|All the wrapping was recycled.|
If you’ve followed this blog throughout the holiday season this year, you’ll recall our “freegan Christmas” experiment. As a family, we took on the challenge of celebrating Christmas this year without all the frenetic shopping ad spending; resolving to create handmade, thrifted, recycled, or other “freegan” gifts for each other.
So did it work?
A bout of the flu that came home with my high school junior and spread, as well as several whopping snowstorms, limited my ability to scour the thrift stores, but I managed a couple of trips. When NYC gets a foot of snow, everything comes screeching to a halt. When Meeker, Colorado gets a foot of snow, well, life continues as per normal. It’s all in your perception of reality, I suppose.
|My crew, eating Christmas dinner.|
I ended up spending less than $30 on my gifts for my family. A pair of near-new Levi’s for my oldest son who, at 18, is already afflicted with that peculiar male belief that one’s waist size remains the same throughout life. Daughter received a handmade velvet and lace earring organizer for the wall. I found a golf ball monogrammer for my son-in-law: $2.50. And son #2 received a thrifted Tickle Me Cookie Monster ($3.50 plus batteries). Yes, he’s 16, but he’s quite the Cookie Monster fan. He has shown that toy to all his friends who’ve come over since Christmas, and it makes them all laugh. The laughter of teenagers is priceless.
That left my youngest. I was still racking my brain for his gift on Christmas Eve. Scary. I discovered a black hoodie sweatshirt at the local thrift store for under $1. Using the “parkour” logo he has on his FB page, I crafted a fabric and felt replica and used my sewing machine to applique the logo to the sweatshirt. (Parkour is also known as freerunning.)
The real thrill? When my boys realized they had presents. For some reason (failure to listen?) they were under the impression there simply wouldn’t BE any gifts this year. Sigh.
The freegan Christmas project seemed to be harder on my husband than it was on me. He gave me the best gift ever, though. He went grocery shopping for me. On Christmas Eve, no less! And he picked up stocking stuffers for everyone and a gift or two at the dollar store.
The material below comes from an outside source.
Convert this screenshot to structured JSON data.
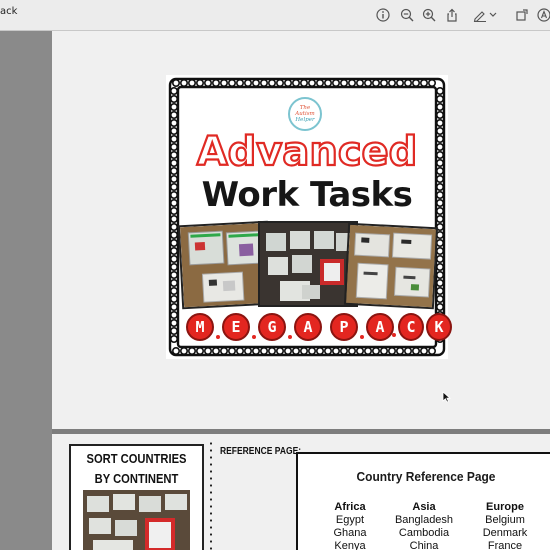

|I got a giggle out of this… reminded me of Kate & Leopold.|
So, would I count the experiment as a success? Yes, and no. I didn’t give my family enough time to prepare, and apparently I didn’t explain things well enough. But the light in their eyes when they realized there were presents for them under the tree was well worth the effort. And my youngest, who just turned 13, was happier with his recycled, handmade present than any storebought gift he’s received in years. For me, knowing he really, really liked his present was the best part of the day. One of those cases when I was reminded that giving is REALLY better than receiving!
Will we do it again? I will, but I won’t make it a rule for the rest of the family unless they want to participate. Just knowing that recycling, upcycling, thrifting, etc., are an option is good for us all. It certainly expanded MY view of the day.